1 ounce shredded cheddar cheese

Place scrambled egg onto one half of the spinach tortilla. Sprinkle cheese on top of the egg. Fold tortilla in half, lightly butter the outside. Warm a nonstick griddle. Fry like you would a grilled cheese sandwich until light brown on both sides and the cheese is melted. Serve in one piece or cut in half.

• • •

Make your own ranch dressing to eat with raw vegetables or crudites. Dipping the vegetables makes a healthy snack and is fun to eat. No double-dipping though!

Ranch Dip with Crudites

Serves: 6

1/2 cup nonfat buttermilk

1/3 cup low fat mayonnaise

2 teaspoons dried dill or 2 tablespoons minced fresh dill

1 tablespoon lemon juice

1 teaspoon Dijon mustard

1 teaspoon honey

1/2 teaspoon garlic powder

Pinch salt

Whisk all ingredients in a medium bowl until combined. Serve with vegetables of your choice.

• • •

Introducing children to chickpea hummus at an early age exposes them to the exotic flavors of the Middle East.

Hummus

Makes: 2 cups

Place in large bowl, cover with 1 quart water and soak overnight:

1/2 cup dried chickpeas, picked over and rinsed

Drain water from beans and add:

1 quart water

1/8 teaspoon baking soda

Bring to boil over high heat, then reduce to low and simmer gently, stirring occasionally, until beans are tender, about one hour. Drain, reserving 1/4-cup cooking water, and cool.

Combine cooking water into measuring cup, add:

3 tablespoons lemon juice

In a second small bowl, add and whisk together:

6 tablespoons tahini (sesame seed paste, found at the supermarket next to the peanut butter)

2 tablespoons extra virgin olive oil, plus extra for drizzling

Process chickpeas in food processor until almost fully ground with:

1 small garlic clove, minced

1/2 teaspoon salt

1/4 teaspoon ground cumin

Pinch cayenne pepper

Scrape down bowl with rubber spatula.
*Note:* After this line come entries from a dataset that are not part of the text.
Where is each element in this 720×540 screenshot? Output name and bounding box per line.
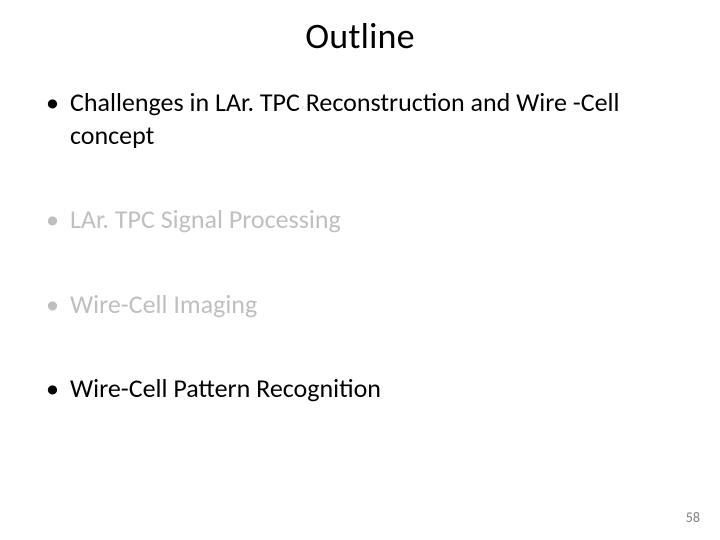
- bullet-text: Wire-Cell Pattern Recognition: [70, 372, 381, 404]
- page-number: 58: [686, 509, 700, 526]
- bullet-text: Challenges in LAr. TPC Reconstruction an…: [70, 86, 620, 151]
- slide: Outline Challenges in LAr. TPC Reconstru…: [0, 0, 720, 540]
- bullet-text: LAr. TPC Signal Processing: [70, 203, 341, 235]
- bullet-text: Wire-Cell Imaging: [70, 288, 257, 320]
- slide-title: Outline: [0, 0, 720, 58]
- bullet-item: Wire-Cell Imaging: [40, 288, 680, 321]
- bullet-list: Challenges in LAr. TPC Reconstruction an…: [0, 58, 720, 405]
- bullet-item: Wire-Cell Pattern Recognition: [40, 372, 680, 405]
- bullet-item: Challenges in LAr. TPC Reconstruction an…: [40, 86, 680, 151]
- bullet-item: LAr. TPC Signal Processing: [40, 203, 680, 236]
With motor still running, add lemon juice with cooking water in a slow, steady stream, process one minute. While motor still running, add tahini and olive oil mixture in a slow, steady drizzle.

Transfer hummus to serving bowl, sprinkle with 1 tablespoon minced fresh cilantro or parsley.
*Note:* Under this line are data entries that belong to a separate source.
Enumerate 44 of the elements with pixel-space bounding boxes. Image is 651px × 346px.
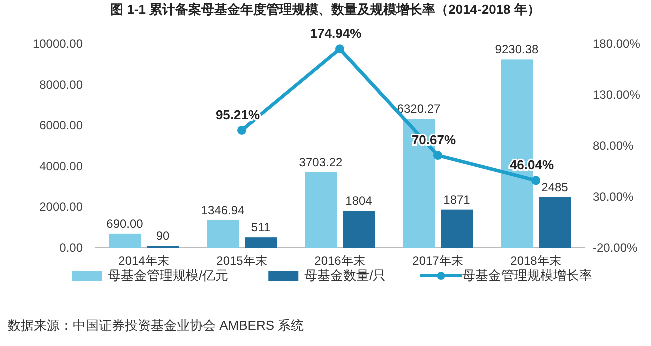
- bar: [343, 211, 375, 248]
- point: [238, 126, 246, 135]
- point: [532, 176, 540, 186]
- bar: [109, 234, 141, 248]
- data-label: 6320.27: [397, 102, 442, 116]
- x-tick-label: 2016年末: [314, 254, 366, 268]
- data-label: 1346.94: [201, 204, 246, 218]
- x-tick-label: 2017年末: [412, 254, 464, 268]
- data-label: 1871: [444, 192, 471, 207]
- bar: [539, 197, 571, 248]
- y2-tick-label: 30.00%: [593, 190, 634, 204]
- y2-tick-label: 80.00%: [593, 139, 634, 153]
- data-label: 9230.38: [495, 42, 540, 57]
- data-label: 690.00: [106, 216, 144, 231]
- x-tick-label: 2014年末: [118, 254, 170, 268]
- legend-label: 母基金数量/只: [304, 268, 386, 283]
- data-label: 90: [156, 229, 170, 244]
- source-note: 数据来源：中国证券投资基金业协会 AMBERS 系统: [8, 318, 304, 333]
- y-tick-label: 2000.00: [40, 200, 84, 214]
- x-tick-label: 2018年末: [510, 254, 562, 268]
- data-label: 174.94%: [310, 26, 362, 42]
- y2-tick-label: -20.00%: [593, 241, 638, 255]
- y2-tick-label: 130.00%: [593, 88, 641, 102]
- data-label: 1804: [346, 194, 373, 208]
- legend-label: 母基金管理规模增长率: [462, 268, 592, 283]
- y2-tick-label: 180.00%: [593, 37, 641, 51]
- y-tick-label: 6000.00: [40, 118, 84, 133]
- x-tick-label: 2015年末: [216, 254, 268, 268]
- y-tick-label: 4000.00: [40, 159, 84, 174]
- point: [336, 44, 344, 54]
- y-tick-label: 0.00: [60, 241, 84, 255]
- bar: [305, 172, 337, 248]
- legend-label: 母基金管理规模/亿元: [108, 268, 229, 283]
- data-label: 2485: [542, 180, 569, 194]
- data-label: 3703.22: [299, 155, 344, 170]
- bar: [441, 210, 473, 248]
- data-label: 95.21%: [216, 107, 260, 122]
- bar: [245, 238, 277, 248]
- bar: [207, 220, 239, 248]
- y-tick-label: 10000.00: [32, 37, 84, 51]
- y-tick-label: 8000.00: [40, 78, 84, 92]
- chart-title: 图 1-1 累计备案母基金年度管理规模、数量及规模增长率（2014-2018 年）: [110, 2, 540, 17]
- point: [434, 151, 442, 160]
- data-label: 511: [251, 220, 271, 235]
Let stand for 30 minutes to meld flavors. Serve with pita chips, celery or carrot sticks.

Notes:

• Adding 1/8 teaspoon baking soda during cooking ensures the chickpeas break down when pureed with no tough skins.
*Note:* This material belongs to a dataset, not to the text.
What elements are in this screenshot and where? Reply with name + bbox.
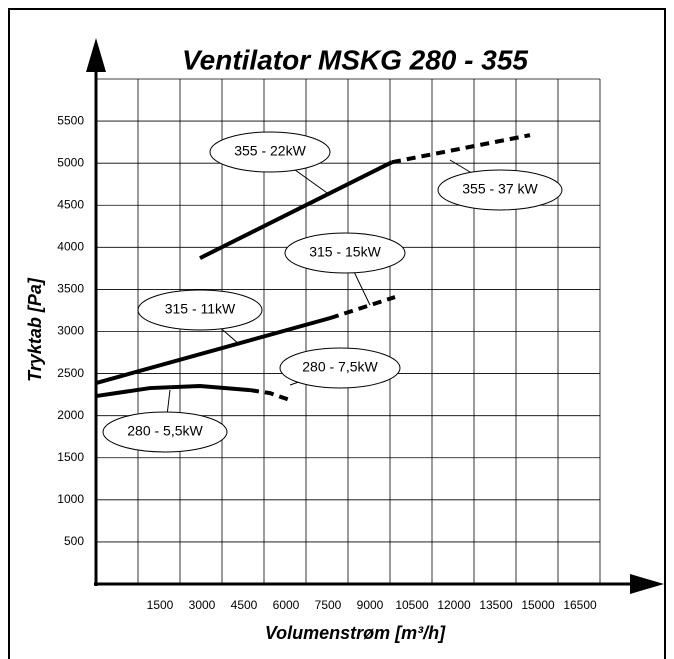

Otherwise, to make a creamy hummus, all chickpea skins need to be removed if you do not use baking soda.

Steps are important. First, the chickpeas are placed in the food processor with the spices, then the lemon juice is added. This two-step process, along with adding the lemon juice and cooking water in a slow, steady steam instead of dumping them together with the chickpeas, produces a smoother puree.

Mixing the tahini and olive oil together then drizzling into the puree prevents the emulsion from breaking.

• • •

Homemade snacks such as trail mixes or energy bars are easy to make. Hopefully, keiki will eat them and not be tempted to go to a convenience store and purchase unhealthy snacks instead.

Cereal Trail Mix

From: Eating Well

Serves: 1

1/4 cup Cheerios

1 tablespoon pumpkin seeds

2 teaspoons raisins

2 teaspoons dark chocolate chips

Combine and place in a resealable bag.

Eating Well Energy Bars

Makes: 12 bars

1 cup lightly salted dry roasted peanuts, coarsely chopped

1/2 cup crispy brown rice cereal

1/2 cup old-fashioned or quick-cooking rolled oats

1/3 cup raw pumpkin or sunflower seeds

1/4 cup dried blueberries

6 dried apricots, diced

3 tablespoons mini chocolate chips

5 tablespoons brown rice syrup

Preheat oven to 325 degrees. Line the bottom and side of an 8-inch square baking pan with foil and coat with cooking spray.

Combine all ingredients except the syrup in a large bowl. Drizzle the syrup and gently stir until thoroughly combined. Spread in the prepared pan.

Coat another piece of foil with cooking spray and place on the bar mixture, sprayed-on side.

Place another pan on top and press firmly to compress the mixture. (Pressing before baking helps the bars hold together after baking.)

Remove top pan and top foil. Bake until just beginning to run golden brown at the edges, 20-24 minutes. (30-35 minutes if using glass pan.)

• • •

Happy Mother’s Day on Sunday to all the mothers!

If you plan to take your mother out to lunch or dinner, please make reservations. Mother’s Day is one of the busiest for most restaurants.